Step 7Similar to practice?
Step 8Retake feasible?

FAQs: Voiding Your MCAT Score

1. Do medical schools know if I voided my MCAT?

No. Schools do not see voided exams on your score report. They only see actual scores (472–528) for dates you’ve released. However, AMCAS limits total attempts, so you can’t void endlessly and pretend it never happened—for you, it still counts against the 7-lifetime cap.


2. Is it better to void or have a low score on record?

If you’re talking extremely low compared to your goals (e.g., you want MD and you’re about to post a likely 490 when your practice was 510+ but you had a meltdown), I’d lean void. But if your “low” is just “not what I dreamed of” (e.g., you wanted 518 and probably got around 508), I’d keep it, see the number, and then decide on a retake. You can work with a mid-500s. You can’t work with nothing.


3. Can I void after I see my MCAT score?

No. The void option is only at the end of test day, before your exam is submitted. Once you click submit, that’s it. You can’t retroactively void after score release. If you hate your score later, your only option is to retake.


4. What if this was just a “practice” MCAT I signed up for early?

If you truly weren’t prepared—no full content review, no AAMC FLs, treating it like a diagnostic—and you don’t want a likely weak score on your record, voiding is fine. But if you were “kind of prepared,” did months of work, and this was supposed to be real, don’t pretend it’s a practice run afterward just because it felt hard.


5. How many times can I take the MCAT if I void once?

A voided exam counts as an attempt, so it uses up one of your allowed tries. AAMC policy (as of now):

  • Max 3 times in a single testing year
  • Max 4 times in a 2-year period
  • Max 7 times in your lifetime

So if you void once, you’ve got 6 lifetime attempts left. Plenty—but don’t burn them carelessly.


6. I panicked and already voided. Did I ruin my chances?

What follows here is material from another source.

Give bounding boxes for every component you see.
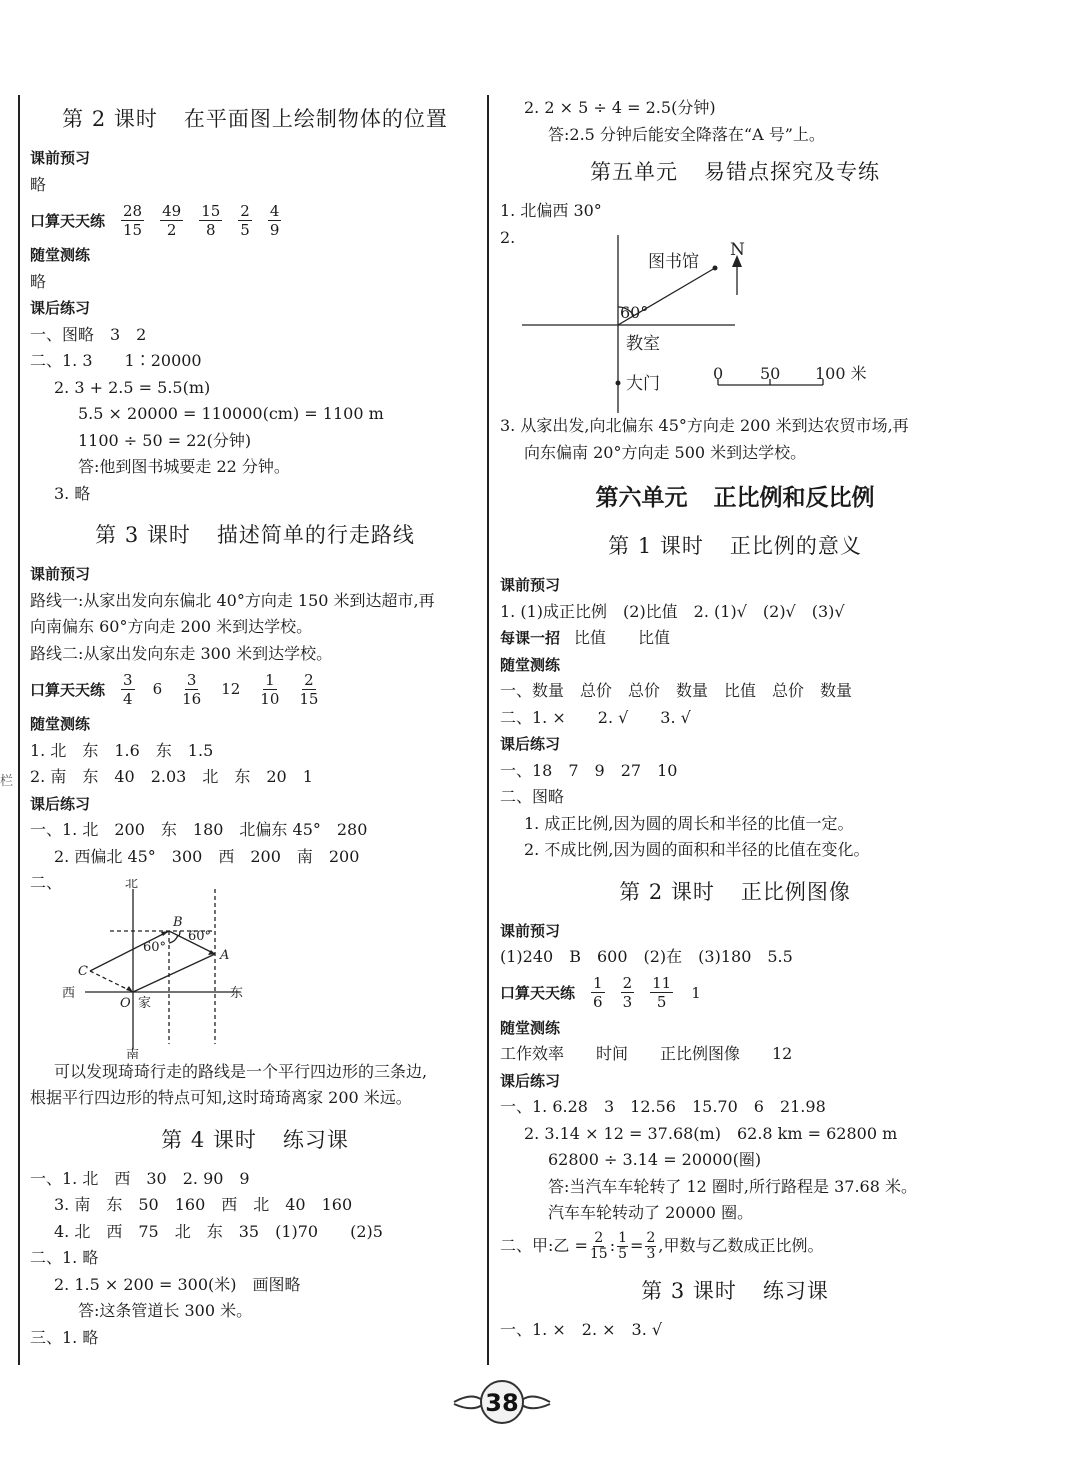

No. Annoying? Yes. Fatal? No. Schools won’t know. Your job now is to treat your next MCAT as your real exam: fix the issues that hurt you (timing, stamina, anxiety), use the AAMC materials heavily, and don’t sign up again until your practice tests are where you want to be. One void in your history is a non-issue. A pattern of repeated low scores is worse.


Key Takeaways:

  1. Only void for clear, objective disasters, not vague bad feelings.
  2. Compare test day honestly to your AAMC practice trend and your real application timeline.
  3. When in doubt—and nothing catastrophic happened—keep the score, see the data, then make your retake decision with reality, not fear.